Defendants received their discharge on June 8, 2015. [Id. at ¶ 8.] At no time prior to June 8, 2015 did Plaintiff file any objection to Defendants’ receiving their discharge or an objection to the discharge of the debts owed to him. He did not seek an extension of the time to do either.

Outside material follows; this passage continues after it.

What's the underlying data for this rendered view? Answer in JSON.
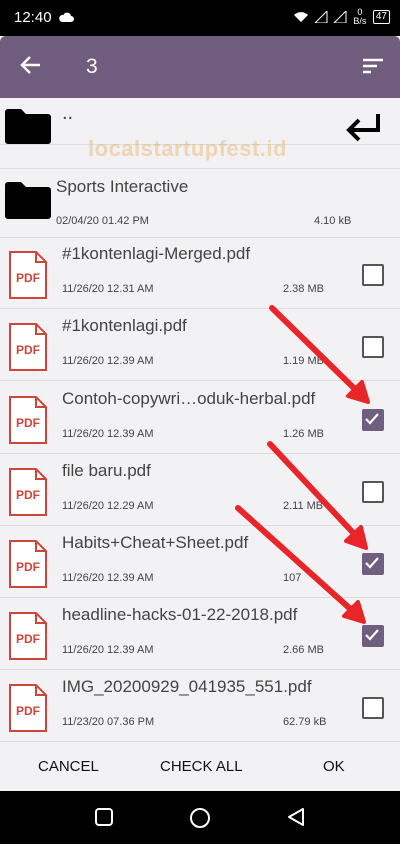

On June 7, 2016, Plaintiff commenced this action to revoke the Debtors’ discharge as to all creditors pursuant to 11 U.S.C. § 727(d)(1). The action was timely filed pursuant to § 727(e)(1). Plaintiff alleges that Defendants committed fraud in obtaining their discharge by defrauding the Plaintiff and making false statements on their bankruptcy petition and schedules. [Amended Complaint ¶ 20-22.]

III. Analysis

A. Standard of Review

Summary judgment is appropriate if there is no genuine issue as to any material fact, and the moving party is entitled to judgment as a matter of law. Fed. R. Civ. P. 56(a). The burden is on the moving party to show conclusively that no genuine issue of material fact exists, and the court must view the facts and all inferences to be drawn therefrom in the light most favorable to the nonmoving party. Matsushita Elec. Indus. Co. v. Zenith Radio Corp., 475 U.S. 574, 587, 106 S.Ct. 1348, 89 L.Ed.2d 538 (1986); Morris v. Crete Carrier Corp., 105 F.3d 279, 280-81 (6th Cir. 1997); 60 Ivy Street Corp. v. Alexander, 822 F.2d 1432, 1435 (6th Cir. 1987); Kava v. Peters, 450 Fed.Appx. 470, 473 (6th Cir. 2011).

Once the moving party presents evidence sufficient to support a motion under Fed. R. Civ. P. 56, the nonmoving party is not entitled to a trial merely on the basis of allegations. The nonmoving party is required to come forward with some significant probative evidence which makes it necessary to resolve the factual dispute at trial. Celotex Corp. v. Catrett, 477 U.S. 317, 322-23, 106 S.Ct. 2548, 91 L.Ed.2d 265 (1986); 60 Ivy Street, 822 F.2d at 1435. The moving party is entitled to summary judgment if the nonmoving party fails to make a sufficient showing on an essential element of the nonmoving party’s case with respect to which the nonmoving party has the burden of proof. Celotex, 477 U.S. at 323, 106 S.Ct. 2548; Collyer v. Darling, 98 F.3d 211, 220 (6th Cir. 1996).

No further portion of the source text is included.